#### Configuration

In [3]:
%load_ext sql
%sql postgresql://postgres:root@localhost/SQLBook

The sql extension is already loaded. To reload it, use:
  %reload_ext sql


In [4]:
pg_version=%sql select version()
print(pg_version)

 * postgresql://postgres:***@localhost/SQLBook
1 rows affected.
+------------------------------------------------------------+
|                          version                           |
+------------------------------------------------------------+
| PostgreSQL 12.4, compiled by Visual C++ build 1914, 64-bit |
+------------------------------------------------------------+


In [5]:
%sql \dt

 * postgresql://postgres:***@localhost/SQLBook
9 rows affected.


Schema,Name,Type,Owner
public,calendar,table,postgres
public,campaigns,table,postgres
public,customers,table,postgres
public,orderlines,table,postgres
public,orders,table,postgres
public,products,table,postgres
public,subscribers,table,postgres
public,zipcensus,table,postgres
public,zipcounty,table,postgres


In [6]:
import psycopg2 as pg
import pandas as pd
import pandas.io.sql as psql
import plotly.graph_objs as go
from plotly.subplots import make_subplots
import plotly.express as px
import numpy as np 

In [7]:
# Connection to DB
conn = pg.connect('host=localhost, dbname=SQLBook user=postgres password=root')

#### Histograms
A histogram is a chart - usually a column chart - that shows the distribution of values in a column.

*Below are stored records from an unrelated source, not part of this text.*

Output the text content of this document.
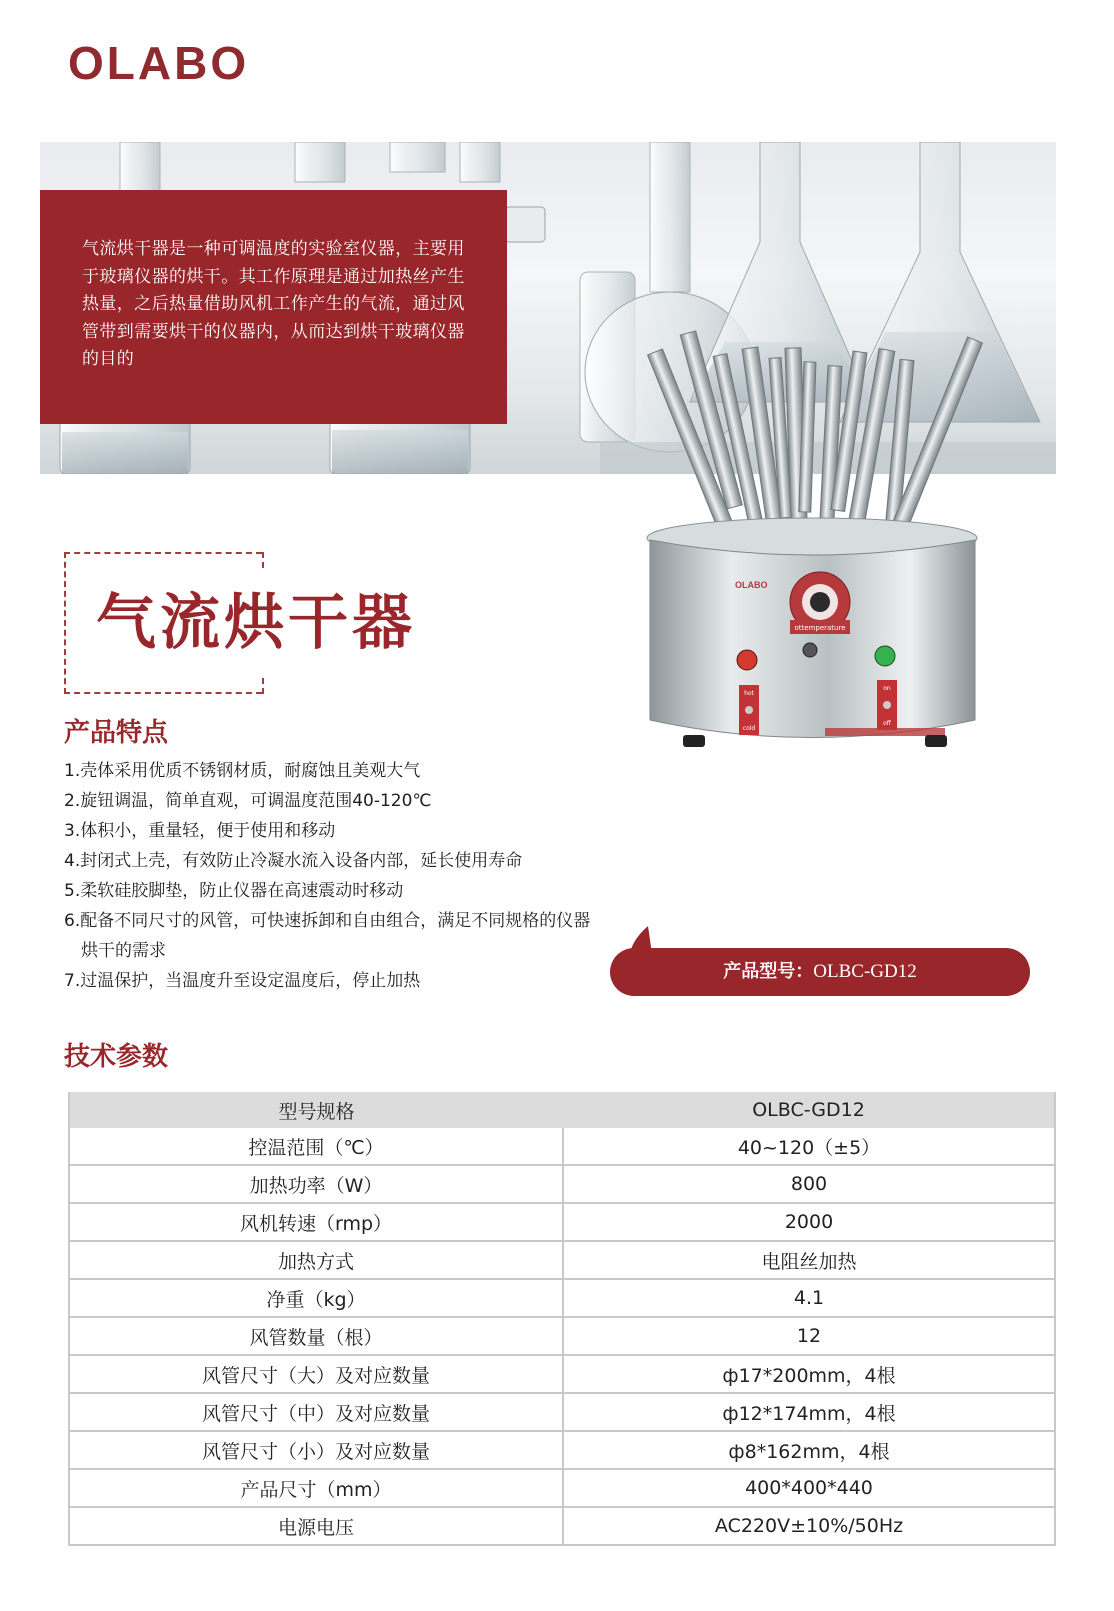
OLABO
气流烘干器是一种可调温度的实验室仪器，主要用于玻璃仪器的烘干。其工作原理是通过加热丝产生热量，之后热量借助风机工作产生的气流，通过风管带到需要烘干的仪器内，从而达到烘干玻璃仪器的目的
ottemperature
OLABO
hot
cold
on
off
气流烘干器
产品特点
1.壳体采用优质不锈钢材质，耐腐蚀且美观大气
2.旋钮调温，简单直观，可调温度范围40-120℃
3.体积小，重量轻，便于使用和移动
4.封闭式上壳，有效防止冷凝水流入设备内部，延长使用寿命
5.柔软硅胶脚垫，防止仪器在高速震动时移动
6.配备不同尺寸的风管，可快速拆卸和自由组合，满足不同规格的仪器烘干的需求
7.过温保护，当温度升至设定温度后，停止加热	产品型号：OLBC-GD12
技术参数
型号规格	OLBC-GD12
控温范围（℃）	40~120（±5）
加热功率（W）	800
风机转速（rmp）	2000
加热方式	电阻丝加热
净重（kg）	4.1
风管数量（根）	12
风管尺寸（大）及对应数量	ф17*200mm，4根
风管尺寸（中）及对应数量	ф12*174mm，4根
风管尺寸（小）及对应数量	ф8*162mm，4根
产品尺寸（mm）	400*400*440
电源电压	AC220V±10%/50Hz
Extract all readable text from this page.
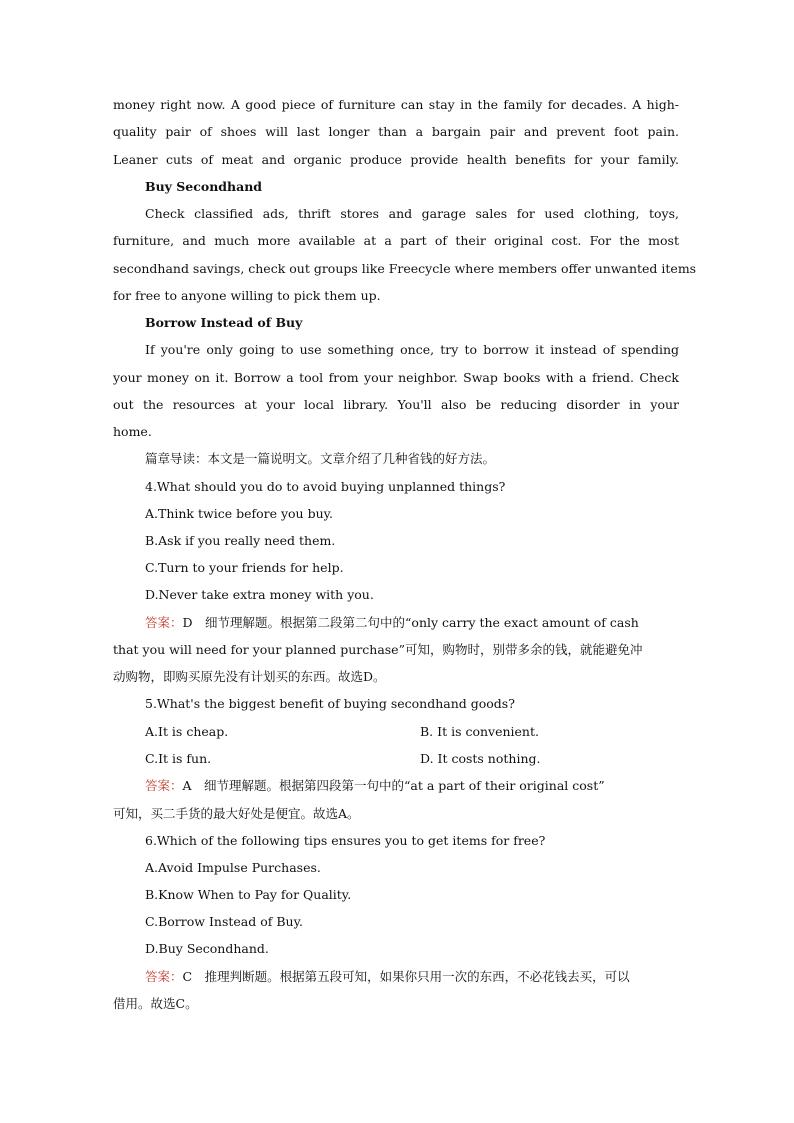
money right now. A good piece of furniture can stay in the family for decades. A high-
quality pair of shoes will last longer than a bargain pair and prevent foot pain.
Leaner cuts of meat and organic produce provide health benefits for your family.
Buy Secondhand
Check classified ads, thrift stores and garage sales for used clothing, toys,
furniture, and much more available at a part of their original cost. For the most
secondhand savings, check out groups like Freecycle where members offer unwanted items
for free to anyone willing to pick them up.
Borrow Instead of Buy
If you're only going to use something once, try to borrow it instead of spending
your money on it. Borrow a tool from your neighbor. Swap books with a friend. Check
out the resources at your local library. You'll also be reducing disorder in your
home.
篇章导读：本文是一篇说明文。文章介绍了几种省钱的好方法。
4.What should you do to avoid buying unplanned things?
A.Think twice before you buy.
B.Ask if you really need them.
C.Turn to your friends for help.
D.Never take extra money with you.
答案：D　细节理解题。根据第二段第二句中的“only carry the exact amount of cash
that you will need for your planned purchase”可知，购物时，别带多余的钱，就能避免冲
动购物，即购买原先没有计划买的东西。故选D。
5.What's the biggest benefit of buying secondhand goods?
A.It is cheap.	B. It is convenient.
C.It is fun.	D. It costs nothing.
答案：A　细节理解题。根据第四段第一句中的“at a part of their original cost”
可知，买二手货的最大好处是便宜。故选A。
6.Which of the following tips ensures you to get items for free?
A.Avoid Impulse Purchases.
B.Know When to Pay for Quality.
C.Borrow Instead of Buy.
D.Buy Secondhand.
答案：C　推理判断题。根据第五段可知，如果你只用一次的东西，不必花钱去买，可以
借用。故选C。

What is the distribution of orders by state and how is this related to the state's population?
* A query which calculates the number of orders and population in each state.

In [10]:
%%sql
SELECT state, sum(numorders) as numorders, sum(pop) as pop
FROM ((SELECT o.state, count(*) as numorders, 0 as pop
	   FROM orders o
	   GROUP BY o.state) union all
	  (SELECT zc.stab, 0 as numorders, sum(totpop) as pop
	   FROM zipcensus zc
	   GROUP BY zc.stab)) summary
GROUP BY state
ORDER BY numorders desc
LIMIT 10;

 * postgresql://postgres:***@localhost/SQLBook
10 rows affected.


state,numorders,pop
NY,53537,19382371
NJ,21274,8793873
CA,17839,37315886
FL,10185,18884900
CT,9369,3572213
PA,7079,12699589
MA,6942,6560591
TX,6247,25206749
IL,5812,12823846
VA,4174,8014875


* This query combines information from **ZipCensus** and **Orders** tables. The first subquery counts the number of orders and the second subquery calculates the population. 
* These are combined using **UNION ALL**, to ensure that all states that occur in either table are included in the final result.

In [11]:
query = """ 
SELECT state, sum(numorders) as numorders, sum(pop) as pop
FROM ((SELECT o.state, count(*) as numorders, 0 as pop
	   FROM orders o
	   GROUP BY o.state) union all
	  (SELECT zc.stab, 0 as numorders, sum(totpop) as pop
	   FROM zipcensus zc
	   GROUP BY zc.stab)) summary
GROUP BY state
ORDER BY numorders desc;
"""
df = psql.read_sql(query, conn)
df

Unnamed: 0,state,numorders,pop
0,NY,53537.0,19382371.0
1,NJ,21274.0,8793873.0
2,CA,17839.0,37315886.0
3,FL,10185.0,18884900.0
4,CT,9369.0,3572213.0
...,...,...,...
87,KM,1.0,0.0
88,GD,1.0,0.0
89,DF,1.0,0.0
90,CN,1.0,0.0


In [31]:
fig = go.Figure()

# Create figure with secondary y-axis
fig = make_subplots(specs=[[{"secondary_y": True}]])

fig.add_trace(
    go.Scatter(
        x=df['state'],
        y=df['pop'],  
        name="State Population",
        mode='lines',
        line=dict(width=0.5, color='rgb(111, 231, 219)'),
        stackgroup='one'
    ), secondary_y=True, 
)

fig.add_trace(
    go.Bar(
        x=df['state'],
        y=df['numorders'], 
        name="Number of Orders",        
        marker=dict(
            color='Green',
        ),
    ), secondary_y=False,
)

fig.update_layout(
    title_text="Orders & Population by State",
    xaxis=dict(title='State Abbreviations'),
    yaxis=dict(
        title='<b>Primary</b> No of Orders', 
        range=(0, 60000),
        showgrid=False,             
        tickfont=dict(color='Green'),
        titlefont=dict(       
            color="Green"
        ),
    ),
    yaxis2=dict(
        title='<b>Secondary</b> State Population',
        showgrid=True,
        tickfont=dict(color='rgb(111, 231, 219)'),       
        titlefont=dict(       
            color="rgb(111, 231, 219)"
        ),
    ),
)    
fig.show()

* The above chart shows the states with the number of orders in columns and the population as an area.
* The population is shown as a lighter shaded area on the secondary axis and the number of orders as a column chart. The states are ordered by the number of orders.
* The resulting chart is a bit difficult to read because there are too many state abbreviations to show on the horizontal axis.

**Observations**
* California, which has the largest population, is third in number of orders.
* New York & New Jersey have larger number of orders.
* This chart also suggests a measure of penetration in the state, the number of orders divided by the population.